La Noche Blanca del Flamenco siempre nos retrotrae a ediciones anteriores, en las que se conjugan varios factores que vienen a ser el denominador común de este evento. Masivos desplazamientos de un espacio a otro en el fallido intento de verlo casi todo, aunque sea de forma fragmentada, como nos ocurrió en la plaza de las Tendillas con el concierto inaugural de la Orquesta de Córdoba que, con la guitarra de Daniel Casares, bajo la dirección de Lorenzo Ramos, interpretó el Concierto de Aranjuez, del maestro Rodrigo, que no pudimos apreciar en toda su grandeza, ya que, en el imposible intento de estar presente en la densa relación de actuaciones, nos encaminamos hacia el Patio de San Basilio, donde ya sonaban los últimos taconeos de Rafael del Pino Keko. Ante esta evidencia, volvimos nuestros pasos hacia el Patio de los Naranjos para oír a la onubense Rocío Márquez: un dechado de honradez profesional y de buen gusto que entusiasmó a todo el gentío, que llenó el recinto una hora antes del comienzo. Uno de los pocos escenarios donde el «saber escuchar» se hizo patente.

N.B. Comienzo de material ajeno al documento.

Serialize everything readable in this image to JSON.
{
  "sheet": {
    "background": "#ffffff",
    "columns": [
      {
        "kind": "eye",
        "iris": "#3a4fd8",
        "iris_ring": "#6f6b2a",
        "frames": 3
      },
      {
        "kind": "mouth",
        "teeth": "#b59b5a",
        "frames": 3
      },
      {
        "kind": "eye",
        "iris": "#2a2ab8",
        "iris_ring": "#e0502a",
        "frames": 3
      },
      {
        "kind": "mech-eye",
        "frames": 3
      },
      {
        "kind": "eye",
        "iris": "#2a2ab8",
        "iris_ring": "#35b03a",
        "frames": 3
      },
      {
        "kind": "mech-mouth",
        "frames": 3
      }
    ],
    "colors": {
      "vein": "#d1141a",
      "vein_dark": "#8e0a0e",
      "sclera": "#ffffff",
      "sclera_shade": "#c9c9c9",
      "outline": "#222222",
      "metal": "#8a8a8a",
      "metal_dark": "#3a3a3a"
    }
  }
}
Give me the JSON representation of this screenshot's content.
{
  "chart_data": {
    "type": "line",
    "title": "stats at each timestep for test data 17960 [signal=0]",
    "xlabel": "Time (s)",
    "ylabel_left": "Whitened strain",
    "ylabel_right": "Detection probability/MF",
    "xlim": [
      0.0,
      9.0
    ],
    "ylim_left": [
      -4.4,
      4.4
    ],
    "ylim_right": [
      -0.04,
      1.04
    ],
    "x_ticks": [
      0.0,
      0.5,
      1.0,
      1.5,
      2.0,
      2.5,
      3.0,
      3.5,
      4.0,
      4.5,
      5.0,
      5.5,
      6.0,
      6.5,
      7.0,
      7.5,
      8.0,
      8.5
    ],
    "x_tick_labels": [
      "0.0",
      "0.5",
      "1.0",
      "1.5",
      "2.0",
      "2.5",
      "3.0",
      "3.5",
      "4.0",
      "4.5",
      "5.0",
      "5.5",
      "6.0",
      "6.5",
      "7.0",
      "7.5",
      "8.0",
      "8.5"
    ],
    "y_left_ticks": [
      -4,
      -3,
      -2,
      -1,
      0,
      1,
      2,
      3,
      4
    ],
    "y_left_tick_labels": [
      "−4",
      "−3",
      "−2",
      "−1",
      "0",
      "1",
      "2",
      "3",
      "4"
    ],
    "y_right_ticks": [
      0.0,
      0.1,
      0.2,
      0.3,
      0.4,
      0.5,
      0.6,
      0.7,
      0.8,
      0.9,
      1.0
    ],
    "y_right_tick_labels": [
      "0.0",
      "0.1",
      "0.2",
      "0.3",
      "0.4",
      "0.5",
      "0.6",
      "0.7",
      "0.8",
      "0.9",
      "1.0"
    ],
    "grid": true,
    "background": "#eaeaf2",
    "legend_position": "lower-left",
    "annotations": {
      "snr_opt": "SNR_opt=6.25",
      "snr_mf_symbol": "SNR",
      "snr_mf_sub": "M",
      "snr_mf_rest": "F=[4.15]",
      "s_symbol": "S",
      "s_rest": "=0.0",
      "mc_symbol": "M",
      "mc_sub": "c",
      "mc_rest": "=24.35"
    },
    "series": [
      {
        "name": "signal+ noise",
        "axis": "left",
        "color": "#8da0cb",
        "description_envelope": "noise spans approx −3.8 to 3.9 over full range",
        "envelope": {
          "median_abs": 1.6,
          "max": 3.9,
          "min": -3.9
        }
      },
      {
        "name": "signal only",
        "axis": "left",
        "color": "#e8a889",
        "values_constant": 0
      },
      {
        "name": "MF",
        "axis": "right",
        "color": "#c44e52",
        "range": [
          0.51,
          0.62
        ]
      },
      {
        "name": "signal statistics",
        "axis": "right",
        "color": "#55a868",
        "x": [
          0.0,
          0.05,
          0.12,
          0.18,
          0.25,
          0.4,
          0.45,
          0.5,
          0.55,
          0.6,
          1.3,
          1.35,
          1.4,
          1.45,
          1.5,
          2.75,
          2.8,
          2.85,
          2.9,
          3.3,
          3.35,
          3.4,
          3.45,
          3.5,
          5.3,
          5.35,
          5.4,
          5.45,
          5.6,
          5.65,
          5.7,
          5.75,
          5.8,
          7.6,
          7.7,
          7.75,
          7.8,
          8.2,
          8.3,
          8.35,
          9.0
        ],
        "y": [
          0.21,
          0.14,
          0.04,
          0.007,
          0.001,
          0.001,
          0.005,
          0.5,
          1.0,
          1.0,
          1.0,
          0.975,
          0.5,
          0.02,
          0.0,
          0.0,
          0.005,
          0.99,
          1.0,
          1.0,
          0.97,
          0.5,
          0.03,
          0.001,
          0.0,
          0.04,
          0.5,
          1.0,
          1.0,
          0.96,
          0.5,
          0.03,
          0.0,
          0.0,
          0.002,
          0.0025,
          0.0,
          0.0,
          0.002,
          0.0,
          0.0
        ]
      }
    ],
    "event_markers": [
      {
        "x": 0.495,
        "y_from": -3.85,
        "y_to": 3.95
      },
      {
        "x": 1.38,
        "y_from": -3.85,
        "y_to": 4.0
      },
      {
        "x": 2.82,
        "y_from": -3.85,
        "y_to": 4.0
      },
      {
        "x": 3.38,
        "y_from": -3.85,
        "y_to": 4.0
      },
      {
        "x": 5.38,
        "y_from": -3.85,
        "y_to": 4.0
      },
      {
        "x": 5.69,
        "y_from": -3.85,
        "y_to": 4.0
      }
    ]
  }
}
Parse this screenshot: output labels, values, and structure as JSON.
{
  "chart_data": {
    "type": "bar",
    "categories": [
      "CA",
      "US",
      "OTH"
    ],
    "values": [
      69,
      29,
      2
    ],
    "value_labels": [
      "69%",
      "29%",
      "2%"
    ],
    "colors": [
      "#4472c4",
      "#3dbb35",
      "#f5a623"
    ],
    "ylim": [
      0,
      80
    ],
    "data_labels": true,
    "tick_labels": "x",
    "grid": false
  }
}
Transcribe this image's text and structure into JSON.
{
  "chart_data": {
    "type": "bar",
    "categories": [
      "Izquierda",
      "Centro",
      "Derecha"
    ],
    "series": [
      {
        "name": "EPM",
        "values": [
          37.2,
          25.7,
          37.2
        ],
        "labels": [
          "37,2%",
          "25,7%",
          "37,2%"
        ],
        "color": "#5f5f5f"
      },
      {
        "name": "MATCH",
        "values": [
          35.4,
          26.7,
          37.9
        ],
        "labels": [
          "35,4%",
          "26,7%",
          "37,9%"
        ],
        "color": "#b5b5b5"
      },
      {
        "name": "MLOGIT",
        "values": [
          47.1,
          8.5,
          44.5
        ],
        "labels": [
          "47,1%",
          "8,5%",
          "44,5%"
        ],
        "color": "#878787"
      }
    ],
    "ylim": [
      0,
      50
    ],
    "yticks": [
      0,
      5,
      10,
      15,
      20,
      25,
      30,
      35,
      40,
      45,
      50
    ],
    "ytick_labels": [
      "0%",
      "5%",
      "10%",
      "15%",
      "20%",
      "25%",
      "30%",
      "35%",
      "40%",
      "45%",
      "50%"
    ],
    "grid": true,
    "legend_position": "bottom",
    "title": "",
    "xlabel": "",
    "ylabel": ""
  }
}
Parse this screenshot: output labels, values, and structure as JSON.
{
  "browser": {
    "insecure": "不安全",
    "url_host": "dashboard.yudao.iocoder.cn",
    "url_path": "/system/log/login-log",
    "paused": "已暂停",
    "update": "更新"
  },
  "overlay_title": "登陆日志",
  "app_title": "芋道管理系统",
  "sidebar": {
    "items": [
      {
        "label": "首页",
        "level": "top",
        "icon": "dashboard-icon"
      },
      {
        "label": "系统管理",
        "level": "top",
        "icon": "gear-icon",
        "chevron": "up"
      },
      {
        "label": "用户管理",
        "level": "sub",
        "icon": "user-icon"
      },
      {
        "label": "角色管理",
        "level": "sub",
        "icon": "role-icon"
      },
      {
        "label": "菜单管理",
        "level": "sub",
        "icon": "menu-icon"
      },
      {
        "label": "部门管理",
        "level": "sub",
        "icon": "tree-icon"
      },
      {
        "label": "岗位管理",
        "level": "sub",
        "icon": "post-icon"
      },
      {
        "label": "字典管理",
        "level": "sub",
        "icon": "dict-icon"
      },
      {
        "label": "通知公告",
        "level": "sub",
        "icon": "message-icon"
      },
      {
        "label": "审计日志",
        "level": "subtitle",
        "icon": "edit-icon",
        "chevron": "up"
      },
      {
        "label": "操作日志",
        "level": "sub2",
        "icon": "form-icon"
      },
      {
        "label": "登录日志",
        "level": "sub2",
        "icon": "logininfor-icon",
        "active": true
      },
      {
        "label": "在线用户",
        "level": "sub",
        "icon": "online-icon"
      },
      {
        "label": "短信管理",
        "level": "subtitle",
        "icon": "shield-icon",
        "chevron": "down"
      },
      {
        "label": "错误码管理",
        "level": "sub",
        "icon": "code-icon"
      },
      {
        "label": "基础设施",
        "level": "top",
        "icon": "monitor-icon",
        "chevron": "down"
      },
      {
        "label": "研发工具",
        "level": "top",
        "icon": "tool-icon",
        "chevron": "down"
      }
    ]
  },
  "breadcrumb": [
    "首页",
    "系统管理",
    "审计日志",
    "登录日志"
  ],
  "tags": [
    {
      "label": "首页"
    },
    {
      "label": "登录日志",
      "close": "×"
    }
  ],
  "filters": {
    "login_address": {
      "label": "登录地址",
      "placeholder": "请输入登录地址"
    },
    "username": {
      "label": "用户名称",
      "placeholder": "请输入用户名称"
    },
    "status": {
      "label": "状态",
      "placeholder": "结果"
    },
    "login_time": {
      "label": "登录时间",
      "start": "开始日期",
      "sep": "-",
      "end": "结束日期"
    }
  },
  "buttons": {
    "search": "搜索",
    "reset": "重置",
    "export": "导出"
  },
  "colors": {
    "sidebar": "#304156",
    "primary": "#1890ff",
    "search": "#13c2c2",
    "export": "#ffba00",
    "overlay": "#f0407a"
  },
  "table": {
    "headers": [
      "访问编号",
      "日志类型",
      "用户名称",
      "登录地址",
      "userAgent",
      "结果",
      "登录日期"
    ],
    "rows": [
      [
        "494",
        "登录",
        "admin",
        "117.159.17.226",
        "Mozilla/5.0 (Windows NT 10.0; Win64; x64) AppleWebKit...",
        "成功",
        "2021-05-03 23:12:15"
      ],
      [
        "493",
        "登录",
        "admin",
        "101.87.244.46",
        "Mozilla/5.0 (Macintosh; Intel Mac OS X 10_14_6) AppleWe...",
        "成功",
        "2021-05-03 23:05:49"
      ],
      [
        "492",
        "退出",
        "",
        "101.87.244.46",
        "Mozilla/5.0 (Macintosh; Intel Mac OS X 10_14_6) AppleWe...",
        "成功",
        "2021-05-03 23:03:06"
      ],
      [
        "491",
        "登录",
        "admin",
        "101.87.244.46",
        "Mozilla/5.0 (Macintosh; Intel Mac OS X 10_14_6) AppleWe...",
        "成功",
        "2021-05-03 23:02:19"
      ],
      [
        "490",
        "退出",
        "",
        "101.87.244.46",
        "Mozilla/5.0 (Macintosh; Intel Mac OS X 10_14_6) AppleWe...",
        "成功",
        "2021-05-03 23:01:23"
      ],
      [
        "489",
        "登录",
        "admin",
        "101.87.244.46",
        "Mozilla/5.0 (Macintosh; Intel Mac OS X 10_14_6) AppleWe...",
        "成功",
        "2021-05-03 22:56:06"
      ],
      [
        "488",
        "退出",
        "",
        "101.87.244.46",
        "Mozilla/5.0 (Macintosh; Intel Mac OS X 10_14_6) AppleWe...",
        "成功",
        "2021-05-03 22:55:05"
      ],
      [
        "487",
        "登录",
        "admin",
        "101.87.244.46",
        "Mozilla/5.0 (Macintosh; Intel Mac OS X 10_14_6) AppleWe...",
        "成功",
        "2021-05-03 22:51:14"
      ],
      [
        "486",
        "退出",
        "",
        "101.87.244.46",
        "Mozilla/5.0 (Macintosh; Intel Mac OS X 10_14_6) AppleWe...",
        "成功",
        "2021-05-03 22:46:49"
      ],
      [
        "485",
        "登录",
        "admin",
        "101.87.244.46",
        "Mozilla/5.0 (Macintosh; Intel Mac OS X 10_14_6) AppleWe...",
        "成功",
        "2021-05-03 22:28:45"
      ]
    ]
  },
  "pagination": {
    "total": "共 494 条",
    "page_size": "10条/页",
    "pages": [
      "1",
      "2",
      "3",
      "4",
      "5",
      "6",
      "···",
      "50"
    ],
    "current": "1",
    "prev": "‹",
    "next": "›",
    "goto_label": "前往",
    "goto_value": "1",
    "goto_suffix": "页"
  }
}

¡Qué contraste con la masa enardecida de la plaza de la Corredera, donde era casi imposible dar un paso para acercarse al escenario, en el que, un año más, José Mercé intentaría transmitir el metal de su flamenquísima voz! Imposible abstraernos para misión tan intimista, por lo que optamos desplazarnos al Compás de San Francisco para ver el baile de una de las estrellas de la noche. Antonio Canales hizo una entrada algo extravagante en la soleá, utilizando algunos desplantes de reprochable capacidad expresiva. Una y otra vez insistió en algunos de los códigos con los que forjó su personal estética al comienzo de su carrera. Pero no queremos hacer aquí un balance de una larga actuación, a veces desconcertante y con grandes dosis de histrionismo, que no tuvo la esperada repercusión, al menos, para el que esto escribe, ya resuelto a acudir a la plaza del Potro para pasarlo bien con ese jerezano que es Diego Carrasco, rey del compás y de la improvisación, que se ganó a un público entregado a su personalísima forma de hacer, en el que su cante, sin excesos de voz, como él comentó, y las intervenciones habladas en tono jocoso fueron la constante de su esperada actuación.

Como cada año en la cita flamenca, el don de la ubicuidad tampoco ha comparecido en esta ocasión, por lo que algunas de las actuaciones que teníamos interés en contemplar se quedan en los recovecos de nuestras frustraciones. Pero así es la Noche Blanca del Flamenco, cuyo poder de convocatoria año tras año no alberga ninguna duda, aunque habrá que revisar algo si se quiere afianzar como un proyecto sólido para el futuro.